Reputation: 101
i have a pandas data frame df.drop which has two date columns Joined Date and Terminated Date. i want to get the difference(in days) between terminated date and joined date. but there is a text value in terminated date 'Not terminated'. hence i tried to convert it in to today's date and then get the difference. below is the code which i tried for convertion
import time
today=time.strftime(("%Y-%m-%d"))
df_drop['TerminatedDate_new'] = [today if x=='Not_Terminated' else df_drop['TerminatedDate'] for x in df_drop['TerminatedDate']]
although it gives correct answer(today) for 'Not_Terminated' rows, for date values, it gives entire df_drop['TerminatedDate'] column instead of the existing date(else part of the code).

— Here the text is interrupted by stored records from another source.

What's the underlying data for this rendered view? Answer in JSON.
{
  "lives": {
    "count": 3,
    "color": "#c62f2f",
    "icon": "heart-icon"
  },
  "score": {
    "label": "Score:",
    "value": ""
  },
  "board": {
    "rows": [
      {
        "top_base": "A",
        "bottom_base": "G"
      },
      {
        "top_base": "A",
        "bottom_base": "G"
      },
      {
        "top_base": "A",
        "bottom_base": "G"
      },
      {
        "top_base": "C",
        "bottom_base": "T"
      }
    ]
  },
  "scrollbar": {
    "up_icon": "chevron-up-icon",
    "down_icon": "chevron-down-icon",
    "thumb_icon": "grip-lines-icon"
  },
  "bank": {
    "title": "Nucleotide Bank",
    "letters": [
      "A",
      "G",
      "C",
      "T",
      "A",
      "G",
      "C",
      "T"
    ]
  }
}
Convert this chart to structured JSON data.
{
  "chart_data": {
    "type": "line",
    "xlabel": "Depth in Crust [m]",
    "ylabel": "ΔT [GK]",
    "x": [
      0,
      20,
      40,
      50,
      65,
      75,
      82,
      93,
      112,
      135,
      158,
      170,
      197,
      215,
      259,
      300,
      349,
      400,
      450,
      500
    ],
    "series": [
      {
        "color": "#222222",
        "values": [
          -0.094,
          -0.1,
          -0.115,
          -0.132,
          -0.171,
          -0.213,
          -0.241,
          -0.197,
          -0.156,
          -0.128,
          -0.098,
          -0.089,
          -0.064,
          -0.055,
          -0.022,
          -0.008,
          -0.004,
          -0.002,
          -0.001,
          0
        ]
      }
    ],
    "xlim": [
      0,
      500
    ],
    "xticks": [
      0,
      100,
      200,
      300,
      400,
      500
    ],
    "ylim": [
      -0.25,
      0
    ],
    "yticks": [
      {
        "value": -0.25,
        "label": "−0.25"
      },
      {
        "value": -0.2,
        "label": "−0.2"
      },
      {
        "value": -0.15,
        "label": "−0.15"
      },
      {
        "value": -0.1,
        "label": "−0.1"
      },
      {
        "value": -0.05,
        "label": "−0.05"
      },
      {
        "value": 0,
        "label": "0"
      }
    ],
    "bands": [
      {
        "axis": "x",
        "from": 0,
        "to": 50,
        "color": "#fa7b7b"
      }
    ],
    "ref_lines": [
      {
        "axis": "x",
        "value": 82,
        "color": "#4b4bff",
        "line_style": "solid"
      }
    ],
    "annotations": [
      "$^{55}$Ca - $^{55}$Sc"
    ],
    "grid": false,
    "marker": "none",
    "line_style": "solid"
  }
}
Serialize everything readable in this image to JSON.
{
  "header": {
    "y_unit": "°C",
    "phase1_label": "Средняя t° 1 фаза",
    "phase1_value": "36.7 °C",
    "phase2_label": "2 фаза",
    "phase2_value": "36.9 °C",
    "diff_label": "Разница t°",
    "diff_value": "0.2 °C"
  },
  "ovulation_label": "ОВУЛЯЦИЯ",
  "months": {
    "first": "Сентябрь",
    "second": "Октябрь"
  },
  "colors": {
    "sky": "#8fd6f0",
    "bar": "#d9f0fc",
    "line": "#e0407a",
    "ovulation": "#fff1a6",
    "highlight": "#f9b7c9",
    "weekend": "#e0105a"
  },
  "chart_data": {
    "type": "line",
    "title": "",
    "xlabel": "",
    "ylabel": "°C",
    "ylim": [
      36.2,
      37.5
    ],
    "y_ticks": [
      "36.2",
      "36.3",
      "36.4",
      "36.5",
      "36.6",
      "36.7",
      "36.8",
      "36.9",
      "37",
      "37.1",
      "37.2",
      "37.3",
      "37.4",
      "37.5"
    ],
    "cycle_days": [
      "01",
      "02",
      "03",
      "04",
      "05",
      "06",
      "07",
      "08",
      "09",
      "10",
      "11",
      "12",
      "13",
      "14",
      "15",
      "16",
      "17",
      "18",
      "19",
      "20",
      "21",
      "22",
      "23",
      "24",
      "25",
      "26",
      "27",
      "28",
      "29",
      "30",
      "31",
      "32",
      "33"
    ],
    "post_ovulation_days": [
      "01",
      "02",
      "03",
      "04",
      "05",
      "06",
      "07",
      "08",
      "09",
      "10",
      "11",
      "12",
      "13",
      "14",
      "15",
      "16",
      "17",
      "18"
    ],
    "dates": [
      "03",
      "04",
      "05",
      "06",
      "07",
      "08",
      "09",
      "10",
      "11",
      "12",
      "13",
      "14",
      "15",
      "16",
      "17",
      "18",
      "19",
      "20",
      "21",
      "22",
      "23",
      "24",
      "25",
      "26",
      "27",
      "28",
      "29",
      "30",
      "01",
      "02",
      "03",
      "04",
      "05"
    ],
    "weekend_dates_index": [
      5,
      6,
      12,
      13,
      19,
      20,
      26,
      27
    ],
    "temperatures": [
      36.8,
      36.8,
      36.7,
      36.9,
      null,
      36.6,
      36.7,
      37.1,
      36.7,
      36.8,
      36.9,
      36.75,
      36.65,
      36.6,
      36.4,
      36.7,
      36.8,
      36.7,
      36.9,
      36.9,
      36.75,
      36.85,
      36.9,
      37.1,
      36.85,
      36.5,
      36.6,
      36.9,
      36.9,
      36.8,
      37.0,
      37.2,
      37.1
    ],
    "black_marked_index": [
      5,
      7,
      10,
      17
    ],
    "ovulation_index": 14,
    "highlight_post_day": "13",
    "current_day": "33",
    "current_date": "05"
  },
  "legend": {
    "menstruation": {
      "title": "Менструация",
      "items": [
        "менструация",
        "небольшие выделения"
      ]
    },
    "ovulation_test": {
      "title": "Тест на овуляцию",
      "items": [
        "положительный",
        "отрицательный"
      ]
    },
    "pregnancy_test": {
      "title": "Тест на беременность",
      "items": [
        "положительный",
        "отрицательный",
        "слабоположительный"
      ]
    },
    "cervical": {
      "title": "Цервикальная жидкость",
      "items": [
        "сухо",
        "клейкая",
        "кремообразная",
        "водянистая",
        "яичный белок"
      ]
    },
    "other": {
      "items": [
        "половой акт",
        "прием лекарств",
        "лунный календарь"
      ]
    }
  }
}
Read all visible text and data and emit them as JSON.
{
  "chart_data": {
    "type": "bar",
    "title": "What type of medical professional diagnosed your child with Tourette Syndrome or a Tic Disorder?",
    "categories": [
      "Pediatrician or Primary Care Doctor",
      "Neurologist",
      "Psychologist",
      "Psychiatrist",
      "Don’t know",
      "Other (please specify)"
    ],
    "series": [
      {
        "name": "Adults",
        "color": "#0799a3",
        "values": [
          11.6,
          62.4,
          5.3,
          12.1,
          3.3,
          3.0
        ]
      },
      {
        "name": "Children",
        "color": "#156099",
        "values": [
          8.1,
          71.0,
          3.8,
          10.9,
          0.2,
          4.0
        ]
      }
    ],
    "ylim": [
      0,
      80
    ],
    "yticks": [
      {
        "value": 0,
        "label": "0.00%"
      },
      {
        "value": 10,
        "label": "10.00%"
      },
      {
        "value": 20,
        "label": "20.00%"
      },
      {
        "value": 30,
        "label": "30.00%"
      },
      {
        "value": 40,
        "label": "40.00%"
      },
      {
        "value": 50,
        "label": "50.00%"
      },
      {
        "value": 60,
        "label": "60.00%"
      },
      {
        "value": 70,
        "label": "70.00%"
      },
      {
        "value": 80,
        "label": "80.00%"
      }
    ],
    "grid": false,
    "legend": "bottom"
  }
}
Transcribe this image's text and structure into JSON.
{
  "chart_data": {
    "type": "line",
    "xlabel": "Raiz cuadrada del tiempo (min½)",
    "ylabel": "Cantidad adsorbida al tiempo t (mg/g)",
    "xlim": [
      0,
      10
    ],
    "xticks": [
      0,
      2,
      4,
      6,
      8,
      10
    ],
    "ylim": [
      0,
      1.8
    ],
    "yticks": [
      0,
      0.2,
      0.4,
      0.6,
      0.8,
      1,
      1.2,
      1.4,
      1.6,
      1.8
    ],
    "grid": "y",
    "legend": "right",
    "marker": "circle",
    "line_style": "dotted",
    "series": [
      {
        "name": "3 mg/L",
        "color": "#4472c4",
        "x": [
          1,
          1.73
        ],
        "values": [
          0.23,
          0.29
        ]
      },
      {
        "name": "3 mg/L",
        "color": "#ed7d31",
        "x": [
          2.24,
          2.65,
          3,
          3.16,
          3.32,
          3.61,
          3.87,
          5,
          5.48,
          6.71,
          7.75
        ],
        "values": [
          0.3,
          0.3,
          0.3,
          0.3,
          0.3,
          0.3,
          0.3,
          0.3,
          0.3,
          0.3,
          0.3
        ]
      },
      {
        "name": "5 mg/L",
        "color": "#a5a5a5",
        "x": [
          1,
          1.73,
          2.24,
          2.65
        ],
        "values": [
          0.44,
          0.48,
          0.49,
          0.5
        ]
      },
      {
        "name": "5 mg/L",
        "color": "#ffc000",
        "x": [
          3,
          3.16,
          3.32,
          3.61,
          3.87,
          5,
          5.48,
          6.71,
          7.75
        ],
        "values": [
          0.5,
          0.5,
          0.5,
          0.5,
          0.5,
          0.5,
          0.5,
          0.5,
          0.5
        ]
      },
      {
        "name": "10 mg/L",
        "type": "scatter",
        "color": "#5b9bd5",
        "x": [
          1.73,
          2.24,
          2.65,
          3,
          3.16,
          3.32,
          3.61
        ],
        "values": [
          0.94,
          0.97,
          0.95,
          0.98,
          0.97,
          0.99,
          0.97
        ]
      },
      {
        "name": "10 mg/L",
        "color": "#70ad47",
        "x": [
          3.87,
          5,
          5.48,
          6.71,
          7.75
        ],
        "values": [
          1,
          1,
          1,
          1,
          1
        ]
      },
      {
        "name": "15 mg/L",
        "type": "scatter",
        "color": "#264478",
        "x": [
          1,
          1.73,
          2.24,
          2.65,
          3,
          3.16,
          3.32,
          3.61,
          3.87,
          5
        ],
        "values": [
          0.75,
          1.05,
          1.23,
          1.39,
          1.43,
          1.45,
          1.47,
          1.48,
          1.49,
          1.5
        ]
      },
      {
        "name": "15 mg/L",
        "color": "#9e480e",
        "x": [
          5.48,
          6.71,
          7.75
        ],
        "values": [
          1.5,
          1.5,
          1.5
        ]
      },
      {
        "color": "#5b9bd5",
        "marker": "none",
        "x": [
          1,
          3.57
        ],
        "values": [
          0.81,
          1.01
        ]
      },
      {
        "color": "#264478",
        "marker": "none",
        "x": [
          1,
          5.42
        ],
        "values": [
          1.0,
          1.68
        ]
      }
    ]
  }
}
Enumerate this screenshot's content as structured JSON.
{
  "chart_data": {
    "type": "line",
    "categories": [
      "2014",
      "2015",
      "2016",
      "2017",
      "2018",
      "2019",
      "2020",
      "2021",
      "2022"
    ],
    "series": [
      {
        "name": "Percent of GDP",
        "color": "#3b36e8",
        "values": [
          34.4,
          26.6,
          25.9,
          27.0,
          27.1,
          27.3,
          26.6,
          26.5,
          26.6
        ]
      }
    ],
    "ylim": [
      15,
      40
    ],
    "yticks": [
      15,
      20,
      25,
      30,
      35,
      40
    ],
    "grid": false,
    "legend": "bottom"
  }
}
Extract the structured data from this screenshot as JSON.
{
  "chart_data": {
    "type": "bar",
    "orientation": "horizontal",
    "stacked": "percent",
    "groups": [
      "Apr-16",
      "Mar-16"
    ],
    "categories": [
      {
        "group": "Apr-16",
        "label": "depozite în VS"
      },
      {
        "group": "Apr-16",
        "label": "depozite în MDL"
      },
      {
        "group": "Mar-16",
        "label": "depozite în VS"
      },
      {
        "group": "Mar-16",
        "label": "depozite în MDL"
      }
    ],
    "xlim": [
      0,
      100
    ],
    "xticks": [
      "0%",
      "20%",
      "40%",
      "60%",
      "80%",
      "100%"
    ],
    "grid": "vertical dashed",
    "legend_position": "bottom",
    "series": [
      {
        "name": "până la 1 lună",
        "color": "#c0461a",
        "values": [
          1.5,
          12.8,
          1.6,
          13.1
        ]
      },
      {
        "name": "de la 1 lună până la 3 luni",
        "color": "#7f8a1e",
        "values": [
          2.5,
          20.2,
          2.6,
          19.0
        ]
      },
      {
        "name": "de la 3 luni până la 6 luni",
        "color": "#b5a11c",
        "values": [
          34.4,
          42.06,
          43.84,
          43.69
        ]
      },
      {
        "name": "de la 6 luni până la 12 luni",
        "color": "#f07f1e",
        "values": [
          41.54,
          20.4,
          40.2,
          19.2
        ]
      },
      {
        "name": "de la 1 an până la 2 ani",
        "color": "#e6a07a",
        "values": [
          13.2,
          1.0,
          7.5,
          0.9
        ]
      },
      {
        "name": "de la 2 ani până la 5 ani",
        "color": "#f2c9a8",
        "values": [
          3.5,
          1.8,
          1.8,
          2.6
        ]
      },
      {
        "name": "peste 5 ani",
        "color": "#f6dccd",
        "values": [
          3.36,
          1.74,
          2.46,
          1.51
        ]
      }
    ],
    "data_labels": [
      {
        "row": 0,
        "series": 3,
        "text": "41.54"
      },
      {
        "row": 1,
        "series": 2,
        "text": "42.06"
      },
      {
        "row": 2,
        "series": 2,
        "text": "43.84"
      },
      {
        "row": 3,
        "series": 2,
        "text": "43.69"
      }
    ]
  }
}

how do i change it so that it select the same raw and give the existing date value?
also is there easy method to get the difference without separably calculating df_drop['TerminatedDate_new']
Upvotes: 0
Views: 253
Reputation: 144
Your code is a bit long. A better way to do it is
df['TerminatedDate'].replace({'Not_Terminated':today}, inplace=True)
If you don't want replace the old column, you could save it to new column.
df['new_col'] = df['TerminatedDate'].replace({'Not_Terminated':today})
The problem with your code is this part else df_drop['TerminatedDate'] for x
as it replaces the a cell by the entire column. It should be else x for x
.
If you want to get the difference in one single action, you would have to create a custom function and apply it row wise.
def get_dif(start,end):
if end == "Not_Terminated":
end = today
return end-start
df['new_col'] = df.apply(lambda df: get_dif(df['JoinedDate'],df['TerminatedDate'], axis=1)
Upvotes: 2